I find that it's similar in the US. Contractors do pay a tax that's paid by an employer (half of the Social Security and Medicare Tax, about 7.5%), but they can also claim more deductions.

With long term contracts that provide reliable work, contracting pays well. But without benefits.


Right. But who cares about the benefits when the difference is $4-6k per month? Most of those benefits (tech books and conferences, laptop, smartphones, software, etc) are valid tax deductions for software developers. I'll happily pay for those.

The UK, and many other EU countries, also have excellent ‘free’ healthcare.


In the U.S. it's a bit different because the category "benefits" often includes things that in other countries are part of the social system, such as health insurance, childcare, maternity/paternity leave, continuing education, etc.
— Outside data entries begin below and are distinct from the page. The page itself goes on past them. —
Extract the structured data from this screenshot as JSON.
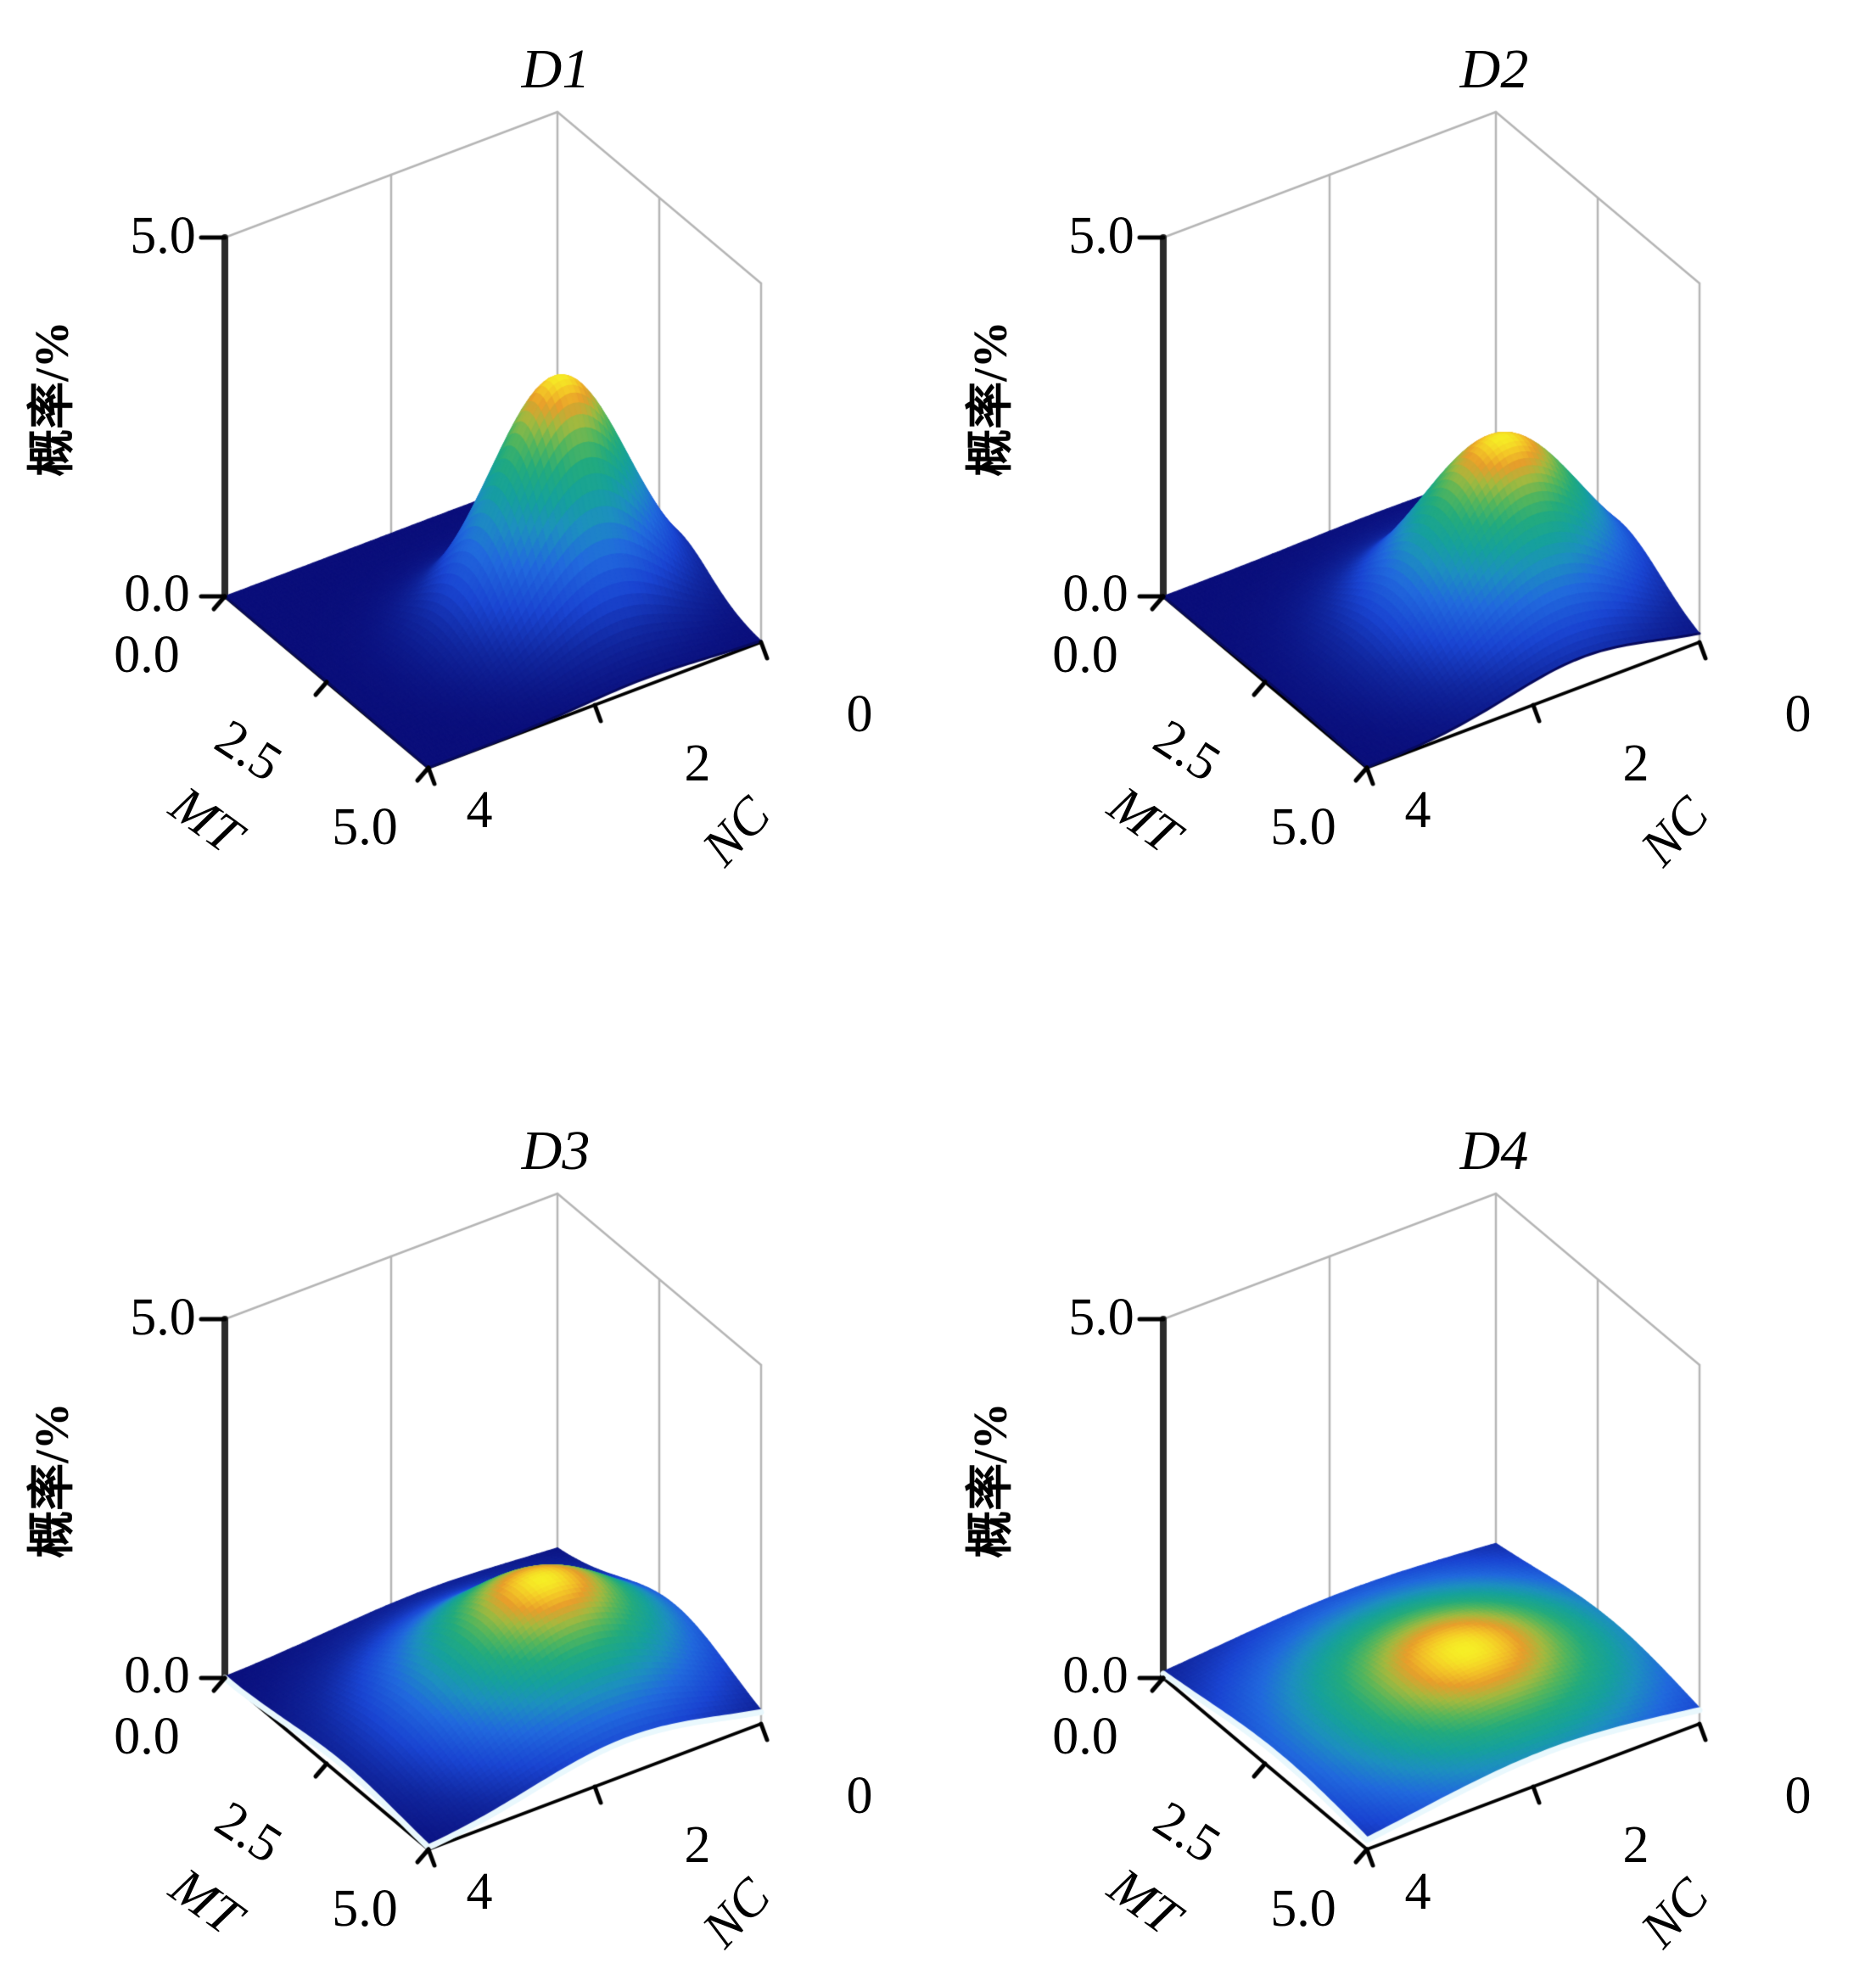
{
  "figure": {
    "background": "#ffffff",
    "grid_color": "#b5b5b5",
    "axis_color": "#000000",
    "z_axis_color": "#2b2b2b",
    "edge_highlight_color": "#e9f8fd",
    "edge_dark_color": "#070a5e",
    "colormap": [
      [
        0.0,
        "#0a0e7a"
      ],
      [
        0.13,
        "#11279f"
      ],
      [
        0.26,
        "#1a45d2"
      ],
      [
        0.4,
        "#2169dd"
      ],
      [
        0.52,
        "#1d8fc0"
      ],
      [
        0.62,
        "#16a19c"
      ],
      [
        0.72,
        "#23ab7d"
      ],
      [
        0.8,
        "#55b65c"
      ],
      [
        0.87,
        "#a3b93f"
      ],
      [
        0.93,
        "#e89e2b"
      ],
      [
        0.97,
        "#f4c827"
      ],
      [
        1.0,
        "#f6ef26"
      ]
    ]
  },
  "chart_data": [
    {
      "id": "D1",
      "title": "D1",
      "type": "surface",
      "xlabel": "MT",
      "ylabel": "NC",
      "zlabel": "概率/%",
      "x_range": [
        0,
        5
      ],
      "y_range": [
        0,
        4
      ],
      "z_range": [
        0,
        5
      ],
      "x_ticks": [
        "0.0",
        "2.5",
        "5.0"
      ],
      "y_ticks": [
        "4",
        "2",
        "0"
      ],
      "z_ticks": [
        "0.0",
        "5.0"
      ],
      "surface_model": {
        "kind": "bivariate_gaussian",
        "peak_mt": 2.9,
        "peak_nc": 1.4,
        "peak_probability_pct": 3.3,
        "sigma_mt": 0.8,
        "sigma_nc": 0.75
      },
      "front_edge_highlight": false
    },
    {
      "id": "D2",
      "title": "D2",
      "type": "surface",
      "xlabel": "MT",
      "ylabel": "NC",
      "zlabel": "概率/%",
      "x_range": [
        0,
        5
      ],
      "y_range": [
        0,
        4
      ],
      "z_range": [
        0,
        5
      ],
      "x_ticks": [
        "0.0",
        "2.5",
        "5.0"
      ],
      "y_ticks": [
        "4",
        "2",
        "0"
      ],
      "z_ticks": [
        "0.0",
        "5.0"
      ],
      "surface_model": {
        "kind": "bivariate_gaussian",
        "peak_mt": 3.0,
        "peak_nc": 1.4,
        "peak_probability_pct": 2.5,
        "sigma_mt": 1.05,
        "sigma_nc": 0.9
      },
      "front_edge_highlight": false
    },
    {
      "id": "D3",
      "title": "D3",
      "type": "surface",
      "xlabel": "MT",
      "ylabel": "NC",
      "zlabel": "概率/%",
      "x_range": [
        0,
        5
      ],
      "y_range": [
        0,
        4
      ],
      "z_range": [
        0,
        5
      ],
      "x_ticks": [
        "0.0",
        "2.5",
        "5.0"
      ],
      "y_ticks": [
        "4",
        "2",
        "0"
      ],
      "z_ticks": [
        "0.0",
        "5.0"
      ],
      "surface_model": {
        "kind": "bivariate_gaussian",
        "peak_mt": 2.9,
        "peak_nc": 1.6,
        "peak_probability_pct": 1.7,
        "sigma_mt": 1.35,
        "sigma_nc": 1.15
      },
      "front_edge_highlight": true
    },
    {
      "id": "D4",
      "title": "D4",
      "type": "surface",
      "xlabel": "MT",
      "ylabel": "NC",
      "zlabel": "概率/%",
      "x_range": [
        0,
        5
      ],
      "y_range": [
        0,
        4
      ],
      "z_range": [
        0,
        5
      ],
      "x_ticks": [
        "0.0",
        "2.5",
        "5.0"
      ],
      "y_ticks": [
        "4",
        "2",
        "0"
      ],
      "z_ticks": [
        "0.0",
        "5.0"
      ],
      "surface_model": {
        "kind": "bivariate_gaussian",
        "peak_mt": 2.9,
        "peak_nc": 1.8,
        "peak_probability_pct": 0.8,
        "sigma_mt": 1.9,
        "sigma_nc": 1.55
      },
      "front_edge_highlight": true
    }
  ]
}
That can all admittedly be solved with money, given enough of a pay difference, though in some cases it would have to be a quite large pay difference. The stickiest part used to be the health-insurance part, which was hard to buy outside an employee risk pool if you had preexisting medical issues, but that's mostly been fixed (or at least papered over for now).


The benefits often include things like stock schemes, pension payments, life insurance policies and so on. It does add up.

I won't argue that contractors will probably take home more even taking benefits into account, and the tradeoff is then between more stable employment and a bigger paycheque.